April 17 (Bloomberg) -- Indonesia’s bonds dropped, pushing the 10-year yield to a three-month high, after global funds reduced holdings of the nation’s assets on concern faster inflation will erode returns. The rupiah was little changed.
Overseas investors sold $34 million more local shares than they bought yesterday and pared 780 billion rupiah ($85 million) from their holdings of government debt last week, exchange and finance ministry data show. Bank Indonesia predicts consumer-price gains will reach 6.6 percent this year if fuel prices are raised, compared with 3.97 percent last month, Governor Darmin Nasution said on April 12.
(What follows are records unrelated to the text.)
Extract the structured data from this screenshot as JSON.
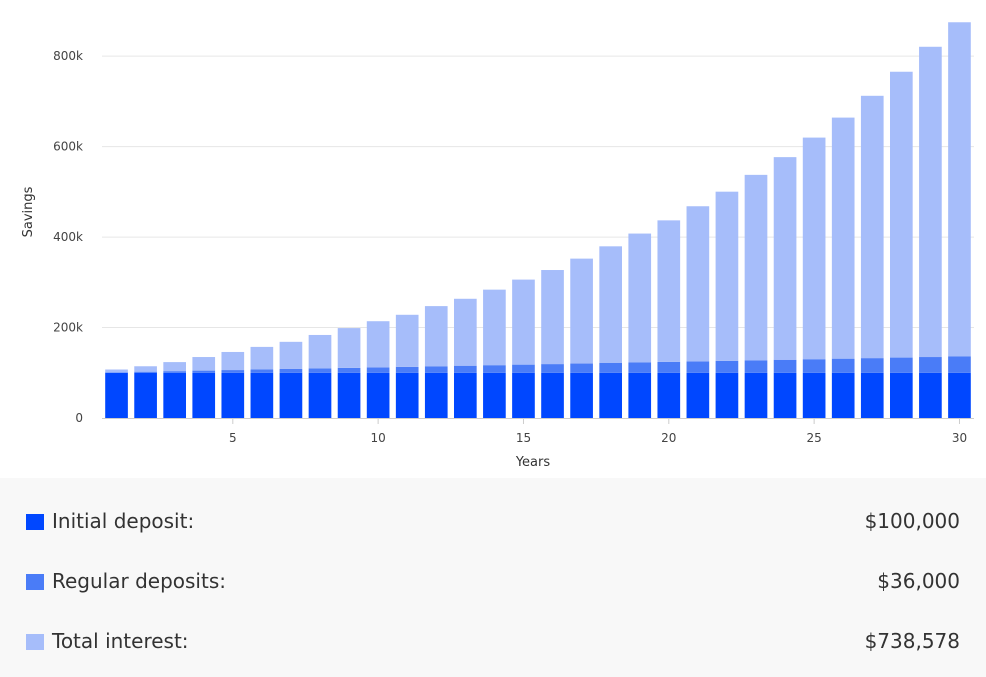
{
  "chart_data": {
    "type": "bar",
    "stacked": true,
    "xlabel": "Years",
    "ylabel": "Savings",
    "x": [
      1,
      2,
      3,
      4,
      5,
      6,
      7,
      8,
      9,
      10,
      11,
      12,
      13,
      14,
      15,
      16,
      17,
      18,
      19,
      20,
      21,
      22,
      23,
      24,
      25,
      26,
      27,
      28,
      29,
      30
    ],
    "x_ticks": [
      5,
      10,
      15,
      20,
      25,
      30
    ],
    "x_tick_labels": [
      "5",
      "10",
      "15",
      "20",
      "25",
      "30"
    ],
    "ylim": [
      0,
      880000
    ],
    "y_ticks": [
      0,
      200000,
      400000,
      600000,
      800000
    ],
    "y_tick_labels": [
      "0",
      "200k",
      "400k",
      "600k",
      "800k"
    ],
    "grid": true,
    "series": [
      {
        "key": "initial",
        "color": "#0047ff",
        "values": [
          100000,
          100000,
          100000,
          100000,
          100000,
          100000,
          100000,
          100000,
          100000,
          100000,
          100000,
          100000,
          100000,
          100000,
          100000,
          100000,
          100000,
          100000,
          100000,
          100000,
          100000,
          100000,
          100000,
          100000,
          100000,
          100000,
          100000,
          100000,
          100000,
          100000
        ]
      },
      {
        "key": "regular",
        "color": "#4a7cf7",
        "values": [
          1200,
          2400,
          3600,
          4800,
          6000,
          7200,
          8400,
          9600,
          10800,
          12000,
          13200,
          14400,
          15600,
          16800,
          18000,
          19200,
          20400,
          21600,
          22800,
          24000,
          25200,
          26400,
          27600,
          28800,
          30000,
          31200,
          32400,
          33600,
          34800,
          36000
        ]
      },
      {
        "key": "interest",
        "color": "#a6bdfa",
        "values": [
          6000,
          12000,
          20000,
          30000,
          40000,
          50000,
          60000,
          74000,
          88000,
          102000,
          115000,
          133000,
          148000,
          167000,
          188000,
          208000,
          232000,
          258000,
          285000,
          313000,
          343000,
          374000,
          410000,
          448000,
          490000,
          533000,
          580000,
          632000,
          686000,
          739000
        ]
      }
    ]
  },
  "summary": {
    "rows": [
      {
        "label": "Initial deposit:",
        "value": "$100,000",
        "color": "#0047ff"
      },
      {
        "label": "Regular deposits:",
        "value": "$36,000",
        "color": "#4a7cf7"
      },
      {
        "label": "Total interest:",
        "value": "$738,578",
        "color": "#a6bdfa"
      }
    ]
  }
}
“Continued uncertainty over fuel subsidies and higher inflation expectations have investors expecting less real return, which creates negative sentiment for Indonesian assets,” said Taufan Tito, a foreign-exchange dealer at PT Bank Rakyat Indonesia in Jakarta.
The yield on the government’s 7 percent bonds due May 2022 climbed one basis point, or 0.01 percentage point, to a three-month high of 6.12 percent, according to final prices from the Inter Dealer Market Association. That’s the highest level since Jan. 16, two days before the nation was returned to investment grade by Moody’s Investors Service. The yield has climbed 18 basis points this month.
Bank Indonesia is shifting its policy focus to controlling inflation rather than supporting economic growth, Perry Warjiyo, director of economic research and monetary policy, said in Jakarta today.
The rupiah was little changed at 9,173 per dollar as of 4:32 a.m. in Jakarta, after declining as much as 0.2 percent earlier, according to prices from local banks compiled by Bloomberg. One-month implied volatility, which measures exchange-rate swings used to price options, was unchanged at 6.75 percent for a ninth day.